Seconds later, Hubbard heard screams coming from Thompson’s house, a thump and then silence. She said she then saw the white man running out of the house.

Shortly after the murder, another neighbor of Thompson’s had brought a Salem police detective to Hubbard’s home. When Hubbard began describing what she saw, she claimed the detective said a black woman had been murdered and a black man was “going to pay for it.”

The Oregon Court of Appeals noted that Johnson’s defense team failed to interview Hubbard when they overturned his murder conviction in October 2021.

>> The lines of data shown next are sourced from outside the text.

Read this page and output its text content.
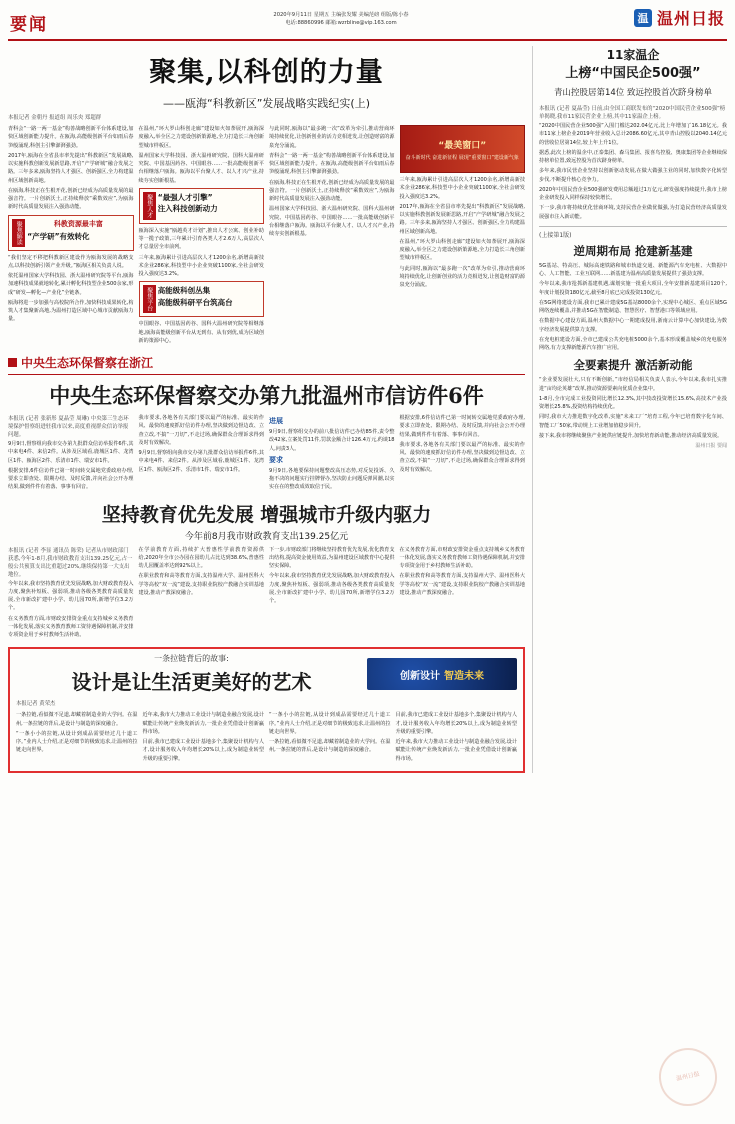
要闻	2020年9月11日 星期五 主编张发耀 美编范磅 组版/陈小春
电话:88860996 邮箱:wzrbline@vip.163.com	温 温州日报
聚集,以科创的力量
——瓯海“科教新区”发展战略实践纪实(上)
本报记者 金朝丹 报道组 周乐央 郑超群

青科会“一路一两一基金”构善战略创新平台体系建设,加快区域创新能力提升。在瓯海,高能级创新平台如雨后春笋般涌现,科创主引擎澎湃强劲。

2017年,瓯海在全省县市率先提出“科教新区”发展战略,以实施科教创新发展新思路,开启“产学研城”融合发展之路。三年多来,瓯海坚持人才强区、创新强区,全力构建温州区域创新高地。

在瓯海,科技正在生根开花,创新已经成为高质量发展的最强音符。一片创新沃土,正持续释放“乘数效应”,为瓯海新时代高质量发展注入强劲动能。

聚焦解读	科教资源最丰富
“产学研”有效转化

“我们坚定不移把科教新区建设作为瓯海发展的战略支点,以科技创新引领产业升级。”瓯海区相关负责人说。

依托温州国家大学科技园、浙大温州研究院等平台,瓯海加速科技成果就地转化,累计孵化科技型企业500余家,形成“研发—孵化—产业化”全链条。

瓯海将进一步加强与高校院所合作,加快科技成果转化,构筑人才集聚新高地,为温州打造区域中心城市贡献瓯海力量。

在温州,“环大罗山科创走廊”建设如火如荼展开,瓯海深度融入,举全区之力建设创新策源地,全力打造长三角创新型城市样板区。

温州国家大学科技园、浙大温州研究院、国科大温州研究院、中国基因药谷、中国眼谷……一批高能级创新平台相继落户瓯海。瓯海以平台聚人才、以人才兴产业,持续夯实创新根基。

聚焦人才 “最强人才引擎”
注入科技创新动力

瓯海深入实施“瓯越英才计划”,推出人才公寓、创业补助等一揽子政策,三年累计引育各类人才2.6万人,高层次人才总量居全市前列。

三年来,瓯海累计引进高层次人才1200余名,新增高新技术企业286家,科技型中小企业突破1100家,全社会研发投入强度达3.2%。

聚焦平台 高能级科创丛集
高能级科研平台筑高台

中国眼谷、中国基因药谷、国科大温州研究院等相继落地,瓯海高能级创新平台从无到有、从有到优,成为区域创新的策源中心。

与此同时,瓯海以“最多跑一次”改革为牵引,推动营商环境持续优化,让创新创业的活力竞相迸发,让创造财富的源泉充分涌流。

青科会“一路一两一基金”构善战略创新平台体系建设,加快区域创新能力提升。在瓯海,高能级创新平台如雨后春笋般涌现,科创主引擎澎湃强劲。

在瓯海,科技正在生根开花,创新已经成为高质量发展的最强音符。一片创新沃土,正持续释放“乘数效应”,为瓯海新时代高质量发展注入强劲动能。

温州国家大学科技园、浙大温州研究院、国科大温州研究院、中国基因药谷、中国眼谷……一批高能级创新平台相继落户瓯海。瓯海以平台聚人才、以人才兴产业,持续夯实创新根基。

“最美窗口”
奋斗新时代 奋进新征程 展现“重要窗口”建设新气象

三年来,瓯海累计引进高层次人才1200余名,新增高新技术企业286家,科技型中小企业突破1100家,全社会研发投入强度达3.2%。

2017年,瓯海在全省县市率先提出“科教新区”发展战略,以实施科教创新发展新思路,开启“产学研城”融合发展之路。三年多来,瓯海坚持人才强区、创新强区,全力构建温州区域创新高地。

在温州,“环大罗山科创走廊”建设如火如荼展开,瓯海深度融入,举全区之力建设创新策源地,全力打造长三角创新型城市样板区。

与此同时,瓯海以“最多跑一次”改革为牵引,推动营商环境持续优化,让创新创业的活力竞相迸发,让创造财富的源泉充分涌流。

中央生态环保督察在浙江
中央生态环保督察交办第九批温州市信访件6件
本报讯 (记者 张新彤 夏晶莹 周琳) 中央第三生态环境保护督察组进驻我市以来,高度重视群众信访举报问题。

9月9日,督察组向我市交办第九批群众信访举报件6件,其中来电4件、来信2件。从涉及区域看,鹿城区1件、龙湾区1件、瓯海区2件、乐清市1件、瑞安市1件。

根据安排,6件信访件已第一时间转交属地党委政府办理,要求立即查处、限期办结、及时反馈,并向社会公开办理结果,做到件件有着落、事事有回音。

我市要求,各地各有关部门要以最严的标准、最实的作风、最快的速度抓好信访件办理,坚决做到边督边改、立查立改,不搞“一刀切”,不走过场,确保群众合理诉求得到及时有效解决。

9月9日,督察组向我市交办第九批群众信访举报件6件,其中来电4件、来信2件。从涉及区域看,鹿城区1件、龙湾区1件、瓯海区2件、乐清市1件、瑞安市1件。

进展

9月9日,督察组交办的前八批信访件已办结85件,责令整改42家,立案处罚11件,罚款金额合计126.4万元,约谈18人,问责3人。

要求

9月9日,各地要保持问题整改高压态势,对反复投诉、久拖不决的问题实行挂牌督办,坚决防止问题反弹回潮,以实实在在的整改成效取信于民。

根据安排,6件信访件已第一时间转交属地党委政府办理,要求立即查处、限期办结、及时反馈,并向社会公开办理结果,做到件件有着落、事事有回音。

我市要求,各地各有关部门要以最严的标准、最实的作风、最快的速度抓好信访件办理,坚决做到边督边改、立查立改,不搞“一刀切”,不走过场,确保群众合理诉求得到及时有效解决。

坚持教育优先发展 增强城市升级内驱力
今年前8月我市财政教育支出139.25亿元
本报讯 (记者 李显 通讯员 陈荣) 记者从市财政部门获悉,今年1-8月,我市财政教育支出139.25亿元,占一般公共预算支出比重超过20%,继续保持第一大支出地位。

今年以来,我市坚持教育优先发展战略,加大财政教育投入力度,聚焦补短板、强弱项,推动各级各类教育高质量发展,全市新改扩建中小学、幼儿园70所,新增学位3.2万个。

在义务教育方面,市财政安排资金重点支持城乡义务教育一体化发展,落实义务教育教师工资待遇保障机制,并安排专项资金用于乡村教师生活补助。

在学前教育方面,持续扩大普惠性学前教育资源供给,2020年全市公办园在园幼儿占比达到38.6%,普惠性幼儿园覆盖率达到92%以上。

在职业教育和高等教育方面,支持温州大学、温州医科大学等高校“双一流”建设,支持职业院校产教融合实训基地建设,推动产教深度融合。

下一步,市财政部门将继续坚持教育优先发展,优化教育支出结构,提高资金使用效益,为温州建设区域教育中心提供坚实保障。

今年以来,我市坚持教育优先发展战略,加大财政教育投入力度,聚焦补短板、强弱项,推动各级各类教育高质量发展,全市新改扩建中小学、幼儿园70所,新增学位3.2万个。

在义务教育方面,市财政安排资金重点支持城乡义务教育一体化发展,落实义务教育教师工资待遇保障机制,并安排专项资金用于乡村教师生活补助。

在职业教育和高等教育方面,支持温州大学、温州医科大学等高校“双一流”建设,支持职业院校产教融合实训基地建设,推动产教深度融合。

一条拉链背后的故事:
设计是让生活更美好的艺术	创新设计 智造未来
本报记者 黄荣杰

一条拉链,看似微不足道,却藏着制造业的大学问。在温州,一条拉链的背后,是设计与制造的深度融合。

“一条小小的拉链,从设计到成品需要经过几十道工序。”业内人士介绍,正是对细节的极致追求,让温州的拉链走向世界。

近年来,我市大力推动工业设计与制造业融合发展,设计赋能让传统产业焕发新活力,一批企业凭借设计创新赢得市场。

目前,我市已建成工业设计基地多个,集聚设计机构与人才,设计服务收入年均增长20%以上,成为制造业转型升级的重要引擎。

“一条小小的拉链,从设计到成品需要经过几十道工序。”业内人士介绍,正是对细节的极致追求,让温州的拉链走向世界。

一条拉链,看似微不足道,却藏着制造业的大学问。在温州,一条拉链的背后,是设计与制造的深度融合。

目前,我市已建成工业设计基地多个,集聚设计机构与人才,设计服务收入年均增长20%以上,成为制造业转型升级的重要引擎。

近年来,我市大力推动工业设计与制造业融合发展,设计赋能让传统产业焕发新活力,一批企业凭借设计创新赢得市场。

11家温企
上榜“中国民企500强”
青山控股居第14位 致远控股首次跻身榜单
本报讯 (记者 夏晶莹) 日前,由全国工商联发布的“2020中国民营企业500强”榜单揭晓,我市11家民营企业上榜,其中11家温企上榜。

“2020中国民营企业500强”入围门槛达202.04亿元,比上年增加了16.18亿元。我市11家上榜企业2019年营业收入总计2086.60亿元,其中青山控股以2040.14亿元的营收位居第14位,较上年上升1位。

据悉,此次上榜的温企中,正泰集团、森马集团、报喜鸟控股、奥康集团等企业继续保持榜单位置,致远控股为首次跻身榜单。

多年来,我市民营企业坚持以创新驱动发展,在做大做强主业的同时,加快数字化转型步伐,不断提升核心竞争力。

2020年中国民营企业500强研发费用总额超过1万亿元,研发强度持续提升,我市上榜企业研发投入同样保持较快增长。

下一步,我市将持续优化营商环境,支持民营企业做优做强,为打造民营经济高质量发展强市注入新动能。

(上接第1版)
逆周期布局 抢建新基建

5G基站、特高压、城际高速铁路和城市轨道交通、新能源汽车充电桩、大数据中心、人工智能、工业互联网……新基建为温州高质量发展提供了强劲支撑。

今年以来,我市抢抓新基建机遇,谋划实施一批重大项目,全年安排新基建项目120个,年度计划投资180亿元,截至8月底已完成投资130亿元。

在5G网络建设方面,我市已累计建成5G基站8000余个,实现中心城区、重点区域5G网络连续覆盖,并推动5G在智能制造、智慧医疗、智慧港口等领域应用。

在数据中心建设方面,温州大数据中心一期建成投用,浙南云计算中心加快建设,为数字经济发展提供算力支撑。

在充电桩建设方面,全市已建成公共充电桩5000余个,基本形成覆盖城乡的充电服务网络,有力支撑新能源汽车推广应用。

全要素提升 激活新动能

“企业要发展壮大,只有不断创新。”市经信局相关负责人表示,今年以来,我市扎实推进“亩均论英雄”改革,推动资源要素向优质企业集中。

1-8月,全市完成工业投资同比增长12.3%,其中技改投资增长15.6%,高技术产业投资增长25.8%,投资结构持续优化。

同时,我市大力推进数字化改革,实施“未来工厂”培育工程,今年已培育数字化车间、智能工厂50家,带动规上工业增加值稳步回升。

接下来,我市将继续聚焦产业链供应链提升,加快培育新动能,推动经济高质量发展。

温州日报 要闻
温州日报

The state resisted requests for additional DNA testing that could have revealed other suspects, Wax said. Johnson’s DNA did not appear on any of the murder evidence tested.

“For 25 years, the State of Oregon has fought to defend its deeply flawed case against our former client, Jesse Johnson,” Wax said in a statement. “There can be no more heinous injustice imaginable than for Mr. Johnson to have heard a death sentence pronounced against him all those years ago in Marion County, and then languish for years in the hall of the dead.

In their request to dismiss the case, prosecutors said no other suspects have been identified in Thompson’s murder “despite the ongoing investigation.”

District Attorney Paige Clarkson and Oregon Attorney General Ellen Rosenblum did not immediately respond to requests for comment.

Wax said Johnson is now a free man “but the state of Oregon has left him absolutely nothing.”

“He hasn’t even received the paltry amount of entry money that someone would usually receive on release, because the rejection of his case means he’s not entitled to it,” Wax said.